There are many steps the administration could have taken that would have produced in Syria a situation far less abominable than it is today. Would Assad be gone and Jeffersonian democracy installed? Not likely. Yet would the regime today be slaughtering people with efficient impunity, pounding residential areas with artillery, rockets, missiles, and aircraft? Not if those systems had been neutralized. Could there have been by now an alternate Syrian government functioning in liberated areas and protected by well-armed, equipped, and trained Syrian military forces? Yes indeed. Would any of this have been easy? No. Would it have required invasion and occupation? Absolutely not.
The Obama administration will have to undertake a thorough reevaluation of its Syria policy sooner rather than later.
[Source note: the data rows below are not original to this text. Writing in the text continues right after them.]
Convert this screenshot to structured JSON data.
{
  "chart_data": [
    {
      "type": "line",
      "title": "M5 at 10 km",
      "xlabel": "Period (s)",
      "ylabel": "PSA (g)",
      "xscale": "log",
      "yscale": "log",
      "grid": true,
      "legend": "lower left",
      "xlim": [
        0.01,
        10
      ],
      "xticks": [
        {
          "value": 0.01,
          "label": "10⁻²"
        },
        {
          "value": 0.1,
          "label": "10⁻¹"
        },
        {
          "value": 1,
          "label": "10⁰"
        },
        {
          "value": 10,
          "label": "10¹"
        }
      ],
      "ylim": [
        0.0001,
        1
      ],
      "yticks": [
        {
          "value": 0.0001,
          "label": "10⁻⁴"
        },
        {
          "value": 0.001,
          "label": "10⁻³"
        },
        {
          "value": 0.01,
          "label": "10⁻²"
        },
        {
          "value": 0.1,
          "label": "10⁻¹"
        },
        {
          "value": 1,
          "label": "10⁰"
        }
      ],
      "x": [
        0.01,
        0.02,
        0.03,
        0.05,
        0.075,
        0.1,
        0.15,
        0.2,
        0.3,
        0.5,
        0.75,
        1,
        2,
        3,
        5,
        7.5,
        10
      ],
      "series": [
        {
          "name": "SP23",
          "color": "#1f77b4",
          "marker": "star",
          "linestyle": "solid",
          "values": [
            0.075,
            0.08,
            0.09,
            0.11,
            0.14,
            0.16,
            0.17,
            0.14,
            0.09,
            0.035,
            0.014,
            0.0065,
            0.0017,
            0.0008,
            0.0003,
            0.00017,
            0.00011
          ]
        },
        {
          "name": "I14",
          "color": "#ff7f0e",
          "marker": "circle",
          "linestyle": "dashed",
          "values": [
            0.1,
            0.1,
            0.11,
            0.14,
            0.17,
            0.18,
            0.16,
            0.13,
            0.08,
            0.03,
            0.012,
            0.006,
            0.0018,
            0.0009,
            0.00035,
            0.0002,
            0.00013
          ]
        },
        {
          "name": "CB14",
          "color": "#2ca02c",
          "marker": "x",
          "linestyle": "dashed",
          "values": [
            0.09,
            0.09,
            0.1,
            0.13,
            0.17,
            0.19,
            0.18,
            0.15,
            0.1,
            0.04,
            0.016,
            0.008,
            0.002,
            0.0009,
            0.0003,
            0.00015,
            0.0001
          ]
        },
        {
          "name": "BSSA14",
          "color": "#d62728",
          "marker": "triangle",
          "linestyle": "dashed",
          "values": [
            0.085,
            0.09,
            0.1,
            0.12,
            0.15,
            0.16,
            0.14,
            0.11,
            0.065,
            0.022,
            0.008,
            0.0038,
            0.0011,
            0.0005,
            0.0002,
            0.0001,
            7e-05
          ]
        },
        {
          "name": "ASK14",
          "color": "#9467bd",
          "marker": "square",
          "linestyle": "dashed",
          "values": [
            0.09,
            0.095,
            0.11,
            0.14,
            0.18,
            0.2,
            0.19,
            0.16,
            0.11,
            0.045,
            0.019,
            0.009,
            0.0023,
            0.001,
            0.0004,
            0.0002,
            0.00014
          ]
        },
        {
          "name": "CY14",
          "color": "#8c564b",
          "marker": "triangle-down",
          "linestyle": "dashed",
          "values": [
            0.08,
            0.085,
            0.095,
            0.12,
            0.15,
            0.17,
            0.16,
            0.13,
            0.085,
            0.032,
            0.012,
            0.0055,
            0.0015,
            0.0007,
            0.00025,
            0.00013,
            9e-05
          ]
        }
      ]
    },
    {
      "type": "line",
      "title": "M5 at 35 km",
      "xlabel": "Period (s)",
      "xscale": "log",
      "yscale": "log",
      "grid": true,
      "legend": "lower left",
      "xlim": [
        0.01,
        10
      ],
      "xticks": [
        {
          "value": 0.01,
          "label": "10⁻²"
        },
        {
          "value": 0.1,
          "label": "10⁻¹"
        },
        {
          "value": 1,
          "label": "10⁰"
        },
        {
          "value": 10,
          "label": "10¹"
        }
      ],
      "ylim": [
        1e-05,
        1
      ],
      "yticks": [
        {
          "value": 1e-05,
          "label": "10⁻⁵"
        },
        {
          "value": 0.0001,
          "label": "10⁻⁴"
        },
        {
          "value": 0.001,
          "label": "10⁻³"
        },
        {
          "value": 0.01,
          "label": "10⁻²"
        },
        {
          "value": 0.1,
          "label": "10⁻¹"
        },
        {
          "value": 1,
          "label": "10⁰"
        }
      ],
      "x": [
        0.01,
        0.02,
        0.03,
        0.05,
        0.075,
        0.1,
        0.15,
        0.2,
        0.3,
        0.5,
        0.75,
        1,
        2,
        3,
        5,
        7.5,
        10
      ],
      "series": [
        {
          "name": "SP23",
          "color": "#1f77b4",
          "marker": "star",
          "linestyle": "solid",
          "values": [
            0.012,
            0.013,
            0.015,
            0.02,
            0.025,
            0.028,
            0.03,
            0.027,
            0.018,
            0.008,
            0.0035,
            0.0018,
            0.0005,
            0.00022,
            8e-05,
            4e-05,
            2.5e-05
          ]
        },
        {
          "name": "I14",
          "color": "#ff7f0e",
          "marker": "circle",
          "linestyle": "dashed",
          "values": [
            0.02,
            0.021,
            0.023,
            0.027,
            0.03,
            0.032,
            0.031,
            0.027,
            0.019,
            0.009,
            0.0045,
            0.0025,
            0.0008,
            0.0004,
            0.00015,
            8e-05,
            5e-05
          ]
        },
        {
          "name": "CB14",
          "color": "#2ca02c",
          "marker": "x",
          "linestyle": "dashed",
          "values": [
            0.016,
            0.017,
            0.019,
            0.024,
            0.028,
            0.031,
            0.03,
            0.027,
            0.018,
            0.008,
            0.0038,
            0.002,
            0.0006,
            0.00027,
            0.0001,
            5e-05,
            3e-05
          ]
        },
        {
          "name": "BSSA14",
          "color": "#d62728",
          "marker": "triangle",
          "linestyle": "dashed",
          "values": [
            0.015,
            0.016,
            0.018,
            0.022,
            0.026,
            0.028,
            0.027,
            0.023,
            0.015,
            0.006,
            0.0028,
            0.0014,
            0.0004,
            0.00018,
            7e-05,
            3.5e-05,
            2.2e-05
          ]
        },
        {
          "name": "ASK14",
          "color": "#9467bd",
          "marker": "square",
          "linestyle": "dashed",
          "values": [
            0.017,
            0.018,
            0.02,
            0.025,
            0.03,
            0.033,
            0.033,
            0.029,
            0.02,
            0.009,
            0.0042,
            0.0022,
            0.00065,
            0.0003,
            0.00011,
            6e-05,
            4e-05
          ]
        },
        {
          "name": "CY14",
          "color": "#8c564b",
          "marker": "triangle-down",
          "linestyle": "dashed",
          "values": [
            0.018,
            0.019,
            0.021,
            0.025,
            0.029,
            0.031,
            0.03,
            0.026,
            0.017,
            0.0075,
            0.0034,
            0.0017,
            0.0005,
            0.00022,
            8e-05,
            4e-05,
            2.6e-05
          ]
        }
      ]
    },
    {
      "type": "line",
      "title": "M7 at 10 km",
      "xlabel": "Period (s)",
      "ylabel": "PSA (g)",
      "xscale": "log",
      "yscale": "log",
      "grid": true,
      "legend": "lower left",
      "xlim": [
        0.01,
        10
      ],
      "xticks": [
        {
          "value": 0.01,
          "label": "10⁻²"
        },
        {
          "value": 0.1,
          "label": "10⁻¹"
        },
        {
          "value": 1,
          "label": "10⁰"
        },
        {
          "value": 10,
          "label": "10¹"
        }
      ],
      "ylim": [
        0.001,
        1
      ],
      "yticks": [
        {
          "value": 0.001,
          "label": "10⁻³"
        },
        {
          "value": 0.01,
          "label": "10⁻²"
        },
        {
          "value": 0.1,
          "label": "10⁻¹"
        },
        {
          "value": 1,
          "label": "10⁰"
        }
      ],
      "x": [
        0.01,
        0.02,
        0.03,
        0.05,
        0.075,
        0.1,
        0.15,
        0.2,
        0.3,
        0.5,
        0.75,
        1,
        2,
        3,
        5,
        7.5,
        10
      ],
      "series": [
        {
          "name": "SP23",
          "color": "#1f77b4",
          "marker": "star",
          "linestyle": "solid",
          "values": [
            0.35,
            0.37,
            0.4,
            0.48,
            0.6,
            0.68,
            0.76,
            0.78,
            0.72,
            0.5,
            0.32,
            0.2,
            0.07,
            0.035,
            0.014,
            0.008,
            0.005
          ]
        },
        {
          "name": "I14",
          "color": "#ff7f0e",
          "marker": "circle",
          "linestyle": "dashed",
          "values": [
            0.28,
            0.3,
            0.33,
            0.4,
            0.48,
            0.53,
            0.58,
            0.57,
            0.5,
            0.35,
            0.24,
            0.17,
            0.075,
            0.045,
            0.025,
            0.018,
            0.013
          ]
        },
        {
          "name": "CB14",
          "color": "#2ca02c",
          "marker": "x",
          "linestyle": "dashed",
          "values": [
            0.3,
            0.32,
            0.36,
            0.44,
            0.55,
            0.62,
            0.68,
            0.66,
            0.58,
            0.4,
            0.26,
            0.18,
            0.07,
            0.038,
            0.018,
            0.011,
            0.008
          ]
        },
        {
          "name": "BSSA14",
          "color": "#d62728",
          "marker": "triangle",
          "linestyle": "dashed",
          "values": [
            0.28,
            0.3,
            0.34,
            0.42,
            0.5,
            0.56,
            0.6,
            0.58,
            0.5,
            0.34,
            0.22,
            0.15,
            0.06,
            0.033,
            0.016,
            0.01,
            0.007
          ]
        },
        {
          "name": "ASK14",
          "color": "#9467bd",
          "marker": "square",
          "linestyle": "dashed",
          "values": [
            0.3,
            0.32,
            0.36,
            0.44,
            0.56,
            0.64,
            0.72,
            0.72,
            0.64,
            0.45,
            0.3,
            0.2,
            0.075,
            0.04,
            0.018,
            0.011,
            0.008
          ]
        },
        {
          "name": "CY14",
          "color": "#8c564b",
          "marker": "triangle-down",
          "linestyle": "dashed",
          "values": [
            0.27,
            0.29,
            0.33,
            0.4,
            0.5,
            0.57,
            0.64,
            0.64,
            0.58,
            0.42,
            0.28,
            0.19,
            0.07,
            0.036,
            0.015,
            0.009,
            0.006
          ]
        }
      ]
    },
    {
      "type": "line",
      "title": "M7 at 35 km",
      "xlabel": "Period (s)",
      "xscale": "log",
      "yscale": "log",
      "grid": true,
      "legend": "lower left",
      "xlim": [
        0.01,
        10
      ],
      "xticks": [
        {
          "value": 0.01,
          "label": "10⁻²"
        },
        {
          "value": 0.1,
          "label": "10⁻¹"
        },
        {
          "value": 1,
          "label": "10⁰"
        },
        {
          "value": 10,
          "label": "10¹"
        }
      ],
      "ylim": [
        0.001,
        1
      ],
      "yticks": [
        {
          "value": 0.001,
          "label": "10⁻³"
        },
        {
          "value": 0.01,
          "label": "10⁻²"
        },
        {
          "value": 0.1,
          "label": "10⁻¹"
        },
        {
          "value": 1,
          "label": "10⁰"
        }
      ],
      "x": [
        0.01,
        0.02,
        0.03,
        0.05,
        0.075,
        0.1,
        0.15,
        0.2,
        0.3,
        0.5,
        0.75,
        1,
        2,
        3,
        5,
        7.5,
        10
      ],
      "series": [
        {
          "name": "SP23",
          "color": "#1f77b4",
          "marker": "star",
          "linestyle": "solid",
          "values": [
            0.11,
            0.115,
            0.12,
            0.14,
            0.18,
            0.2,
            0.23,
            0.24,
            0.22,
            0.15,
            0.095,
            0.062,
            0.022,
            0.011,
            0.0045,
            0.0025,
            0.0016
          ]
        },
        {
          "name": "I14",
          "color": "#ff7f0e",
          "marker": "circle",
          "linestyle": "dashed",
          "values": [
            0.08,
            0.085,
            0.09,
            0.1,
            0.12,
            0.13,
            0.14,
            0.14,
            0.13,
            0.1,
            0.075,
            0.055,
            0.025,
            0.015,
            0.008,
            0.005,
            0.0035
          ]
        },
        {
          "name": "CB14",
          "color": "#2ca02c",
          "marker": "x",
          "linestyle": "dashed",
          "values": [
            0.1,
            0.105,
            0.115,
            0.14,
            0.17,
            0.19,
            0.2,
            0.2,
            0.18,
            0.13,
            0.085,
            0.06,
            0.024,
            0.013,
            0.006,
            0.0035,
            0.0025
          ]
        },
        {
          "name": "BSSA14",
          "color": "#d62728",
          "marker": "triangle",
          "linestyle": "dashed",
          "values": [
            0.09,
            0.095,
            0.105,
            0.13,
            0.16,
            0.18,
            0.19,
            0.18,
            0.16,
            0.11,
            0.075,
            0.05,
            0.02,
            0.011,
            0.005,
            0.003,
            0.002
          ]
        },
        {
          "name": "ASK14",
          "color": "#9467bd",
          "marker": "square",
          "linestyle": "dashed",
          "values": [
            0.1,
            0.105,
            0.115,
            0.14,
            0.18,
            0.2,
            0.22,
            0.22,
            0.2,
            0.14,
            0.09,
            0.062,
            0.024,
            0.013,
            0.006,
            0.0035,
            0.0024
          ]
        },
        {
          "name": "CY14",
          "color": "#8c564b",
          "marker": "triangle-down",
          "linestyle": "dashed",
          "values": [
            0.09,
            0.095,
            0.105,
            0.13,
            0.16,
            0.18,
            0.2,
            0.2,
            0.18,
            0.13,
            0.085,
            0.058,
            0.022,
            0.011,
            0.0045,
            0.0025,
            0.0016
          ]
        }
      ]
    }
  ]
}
The humanitarian outrage is an affront to all of mankind. The regime and its supporters have exhibited no interest in implementing the Geneva Conference mandate for political transition and fundamental change. The carnage in Syria is having dire consequences for Jordan, Iraq, Lebanon, and Turkey. Bashar al-Assad has calculated that he can do as he pleases to keep himself and his clan in power without fear of a kinetic US reaction, no matter the size or cumulative effects of the outrage.
If the president truly believes and adheres rigidly to the proposition that the only positive, feasible alternative to his current Syria policy is invasion and occupation, then any policy reappraisal will be sterile and useless. The avoidance of another Iraq-like war is not the problem. The problem is the “magical thinking” the president decries: the belief that talk about people stepping aside and red lines can substitute for a range of actions that will not produce a near-term panacea, but can save lives, change calculations, and shape diplomacy.
Frederic C. Hof is a senior fellow with the Atlantic Council’s Rafik Hariri Center for the Middle East.